Influence of `max_grad_norm` on DP parameter `epsilon`

I ran the MNIST example provided on github with different choices of argument c (max-per-sample-grad_norm) which determines the max_grad_norm parameter in privacy_engine. The other arguments are the set to their default values. However, the output DP parameter epsilon does not change with different values of max_grad_norm. The screenshots of the output are provided below.
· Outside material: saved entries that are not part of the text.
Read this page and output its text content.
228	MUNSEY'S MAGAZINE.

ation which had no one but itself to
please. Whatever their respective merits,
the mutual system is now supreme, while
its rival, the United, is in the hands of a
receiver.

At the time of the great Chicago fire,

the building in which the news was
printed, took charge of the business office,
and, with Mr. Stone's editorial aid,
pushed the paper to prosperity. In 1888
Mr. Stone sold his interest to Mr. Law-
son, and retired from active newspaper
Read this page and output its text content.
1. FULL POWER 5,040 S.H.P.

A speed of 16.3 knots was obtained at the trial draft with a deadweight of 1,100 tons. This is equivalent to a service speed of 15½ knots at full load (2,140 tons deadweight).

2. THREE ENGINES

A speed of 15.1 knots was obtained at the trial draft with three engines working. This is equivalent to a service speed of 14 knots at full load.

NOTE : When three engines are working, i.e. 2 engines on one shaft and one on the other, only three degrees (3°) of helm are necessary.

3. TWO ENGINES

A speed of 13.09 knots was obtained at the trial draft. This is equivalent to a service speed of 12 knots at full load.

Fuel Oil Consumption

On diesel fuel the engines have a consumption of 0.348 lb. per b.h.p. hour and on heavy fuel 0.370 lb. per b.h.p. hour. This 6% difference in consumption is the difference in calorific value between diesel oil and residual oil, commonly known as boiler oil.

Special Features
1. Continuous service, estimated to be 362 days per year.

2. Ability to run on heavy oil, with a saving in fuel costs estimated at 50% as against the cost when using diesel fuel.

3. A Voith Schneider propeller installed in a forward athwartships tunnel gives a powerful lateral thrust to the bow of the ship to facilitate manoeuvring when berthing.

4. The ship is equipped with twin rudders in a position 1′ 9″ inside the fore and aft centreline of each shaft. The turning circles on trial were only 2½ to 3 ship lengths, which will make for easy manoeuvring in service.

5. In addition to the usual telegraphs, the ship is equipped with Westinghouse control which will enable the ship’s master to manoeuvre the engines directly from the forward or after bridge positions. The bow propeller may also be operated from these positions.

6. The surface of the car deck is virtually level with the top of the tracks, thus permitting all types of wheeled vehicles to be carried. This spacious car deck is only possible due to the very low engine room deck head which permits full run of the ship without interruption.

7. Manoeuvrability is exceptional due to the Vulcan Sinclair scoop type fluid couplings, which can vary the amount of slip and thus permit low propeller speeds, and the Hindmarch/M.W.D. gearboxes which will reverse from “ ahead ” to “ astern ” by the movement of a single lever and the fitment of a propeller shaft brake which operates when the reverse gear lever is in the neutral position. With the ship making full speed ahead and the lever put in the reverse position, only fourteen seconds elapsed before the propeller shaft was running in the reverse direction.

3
I am very confused because I would expect that epsilon would be smaller for smaller max_grad_norm according to the theory of DP. Is there anything wrong with the code? Thanks.

Commands:

python mnist.py -c 1
python mnist.py -c 10

Results:

Hi @QianZhang20

As far I understand that the privacy budget (epsilon) expended so far each epochs Is depending on two arguments

  • delta: target delta
  • alphas: List of RDP orders (alphas) used to search for the optimal conversion
    between RDP and (epd, delta)-DP
    you can see here link
    and changing the max_grad_norm should not influence the privacy budget
1 Like

@zoher has provided a correct answer. Although the standard deviation of the noise added in each iteration is proportional to clipping_norm * noise_multiplier (thus dependent on clipping_norm), it is noise_multiplier that decides the final epsilon. In other words, clipping_norm only affects the mode accuracy.